The dust has settled and we are left with a well and truly hung parliament. I won’t bore you with comment and analysis, I’m sure you are sick of it, but there is one thing we need to discuss. After what seemed to be a disasterous night for the Lib Dems, Nick Clegg is seemingly the kingmaker after all and both David Cameron and Gordon Brown have made their offers.
Only the Liberal Democrats, that most democratic of all parties, would actually consult their supporters before making such an important decision, so, if you would like to have your say, email the Lib Dem executive via: firstname.lastname@example.org
Get your email in by 2pm Saturday and maybe you can influence their decision.
They ask that you include some information about who you are and why you care and, please, keep your argument brief; they will have a lot to read.

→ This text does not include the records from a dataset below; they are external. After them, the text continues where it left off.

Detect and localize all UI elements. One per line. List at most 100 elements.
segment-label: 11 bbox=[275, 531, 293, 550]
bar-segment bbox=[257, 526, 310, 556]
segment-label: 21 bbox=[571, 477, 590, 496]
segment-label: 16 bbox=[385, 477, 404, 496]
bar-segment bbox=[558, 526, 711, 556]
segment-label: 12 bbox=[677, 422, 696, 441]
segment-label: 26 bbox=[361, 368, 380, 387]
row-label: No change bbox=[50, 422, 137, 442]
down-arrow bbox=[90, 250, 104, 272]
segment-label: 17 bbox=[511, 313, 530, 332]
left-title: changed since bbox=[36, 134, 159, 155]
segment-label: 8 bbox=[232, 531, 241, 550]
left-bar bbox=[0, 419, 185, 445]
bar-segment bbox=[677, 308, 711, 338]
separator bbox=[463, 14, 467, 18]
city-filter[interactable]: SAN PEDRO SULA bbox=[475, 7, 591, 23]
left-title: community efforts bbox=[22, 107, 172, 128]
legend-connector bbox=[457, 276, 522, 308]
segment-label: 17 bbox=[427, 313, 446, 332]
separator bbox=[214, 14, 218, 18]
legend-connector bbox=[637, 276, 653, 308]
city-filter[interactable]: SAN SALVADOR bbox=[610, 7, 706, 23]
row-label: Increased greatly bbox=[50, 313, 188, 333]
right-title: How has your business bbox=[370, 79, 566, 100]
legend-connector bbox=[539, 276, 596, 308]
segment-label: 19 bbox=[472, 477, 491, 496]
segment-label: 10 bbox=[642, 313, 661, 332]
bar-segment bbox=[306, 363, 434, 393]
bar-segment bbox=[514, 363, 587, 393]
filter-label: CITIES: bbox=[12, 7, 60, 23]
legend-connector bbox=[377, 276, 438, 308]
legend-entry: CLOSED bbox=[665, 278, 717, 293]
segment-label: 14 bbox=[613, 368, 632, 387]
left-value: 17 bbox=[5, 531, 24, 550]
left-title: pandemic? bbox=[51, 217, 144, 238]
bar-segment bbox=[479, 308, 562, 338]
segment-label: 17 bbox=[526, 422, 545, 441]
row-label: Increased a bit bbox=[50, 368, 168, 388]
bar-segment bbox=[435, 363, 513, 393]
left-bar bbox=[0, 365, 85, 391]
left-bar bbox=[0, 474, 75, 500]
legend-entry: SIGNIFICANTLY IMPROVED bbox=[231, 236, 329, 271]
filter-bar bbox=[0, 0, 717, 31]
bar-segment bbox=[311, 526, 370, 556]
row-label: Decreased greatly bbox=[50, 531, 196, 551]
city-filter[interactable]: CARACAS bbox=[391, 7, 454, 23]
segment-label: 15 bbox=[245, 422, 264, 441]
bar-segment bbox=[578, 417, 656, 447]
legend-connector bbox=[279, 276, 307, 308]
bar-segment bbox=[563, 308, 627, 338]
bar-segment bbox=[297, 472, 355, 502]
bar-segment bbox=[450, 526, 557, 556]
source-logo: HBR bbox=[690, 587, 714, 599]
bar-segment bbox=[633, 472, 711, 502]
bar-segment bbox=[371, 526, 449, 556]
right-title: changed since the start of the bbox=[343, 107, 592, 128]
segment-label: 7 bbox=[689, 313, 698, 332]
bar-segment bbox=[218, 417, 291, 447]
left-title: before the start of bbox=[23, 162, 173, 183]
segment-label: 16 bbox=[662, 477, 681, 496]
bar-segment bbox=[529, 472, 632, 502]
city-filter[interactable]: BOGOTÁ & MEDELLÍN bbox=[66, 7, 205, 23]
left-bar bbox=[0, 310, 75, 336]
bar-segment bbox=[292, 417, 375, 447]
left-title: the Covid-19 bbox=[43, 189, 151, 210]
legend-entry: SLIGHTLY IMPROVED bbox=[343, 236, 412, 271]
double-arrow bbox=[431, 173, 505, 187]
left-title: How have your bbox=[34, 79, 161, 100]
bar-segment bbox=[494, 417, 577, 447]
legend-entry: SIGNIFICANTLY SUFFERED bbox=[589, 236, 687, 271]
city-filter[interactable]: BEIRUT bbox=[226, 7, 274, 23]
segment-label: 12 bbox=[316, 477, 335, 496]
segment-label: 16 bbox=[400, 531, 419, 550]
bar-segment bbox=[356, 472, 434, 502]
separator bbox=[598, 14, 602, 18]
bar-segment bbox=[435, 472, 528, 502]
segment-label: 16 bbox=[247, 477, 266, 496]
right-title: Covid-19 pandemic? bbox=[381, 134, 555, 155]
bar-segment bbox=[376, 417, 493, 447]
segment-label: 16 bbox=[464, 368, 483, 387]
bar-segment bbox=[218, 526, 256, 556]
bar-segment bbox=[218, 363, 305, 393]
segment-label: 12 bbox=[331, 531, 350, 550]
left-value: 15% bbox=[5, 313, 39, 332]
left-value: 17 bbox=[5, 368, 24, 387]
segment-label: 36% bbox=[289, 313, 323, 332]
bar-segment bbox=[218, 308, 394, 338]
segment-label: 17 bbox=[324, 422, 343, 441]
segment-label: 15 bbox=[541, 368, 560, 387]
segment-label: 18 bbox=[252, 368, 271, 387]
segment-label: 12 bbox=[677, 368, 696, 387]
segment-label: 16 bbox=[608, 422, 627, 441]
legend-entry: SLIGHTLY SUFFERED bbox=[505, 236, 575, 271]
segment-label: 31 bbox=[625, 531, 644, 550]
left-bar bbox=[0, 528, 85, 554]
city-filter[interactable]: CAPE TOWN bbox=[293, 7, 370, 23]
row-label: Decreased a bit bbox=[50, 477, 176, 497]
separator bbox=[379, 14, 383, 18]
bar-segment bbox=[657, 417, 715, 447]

Here is the letter I sent them earlier, feel free to copy it and alter as you see fit:
***Update: I have revised my letter as I have strengthened my argument, the recommendation is the same.***
To whom it may concern,
The apparent choice is between a risky Lib/Lab pact that could go very wrong but which also represents our best chance of getting PR and some safer options, including a Lib/Con pact or no pact at all.
I believe that is a mistaken interpretation of the options. The truth is a Lib/Lab pact with a slim chance of reform vs the certain decline of the party, the only question being how fast. Put that way, the risky chance of reform is not only the best choice, it is the only sensible choice.
I believe this because while we have FPTP the only way to get serious power is to leap-frog one of the other parties and go from 20 to 40% of the popular vote overnight. This will self-evidently never happen. We cannot achieve 40% based on a slow continual increase because when we get to around 25% and three similarly strong parties FPTP breaks down and delivers a hung parliament. This is always followed by a reset where the smallest party is cast down by the electorate – not because they don’t want to vote that way but because their votes will be wasted if they do. It happened in 1974 and it is happening again now. It makes no difference what we do, if we do not get PR, the party will decline and it may take us 35 years to regain our current position.
Uniquely this time, the public wanted a hung parliament, they are calling for PR and are setting up demonstrations and petitions (25000 names in 18 hours!) to show that that is the case. If we let them down by failing to grab this opportunity, they will not forgive us and the punishment and the fall will be swift and far.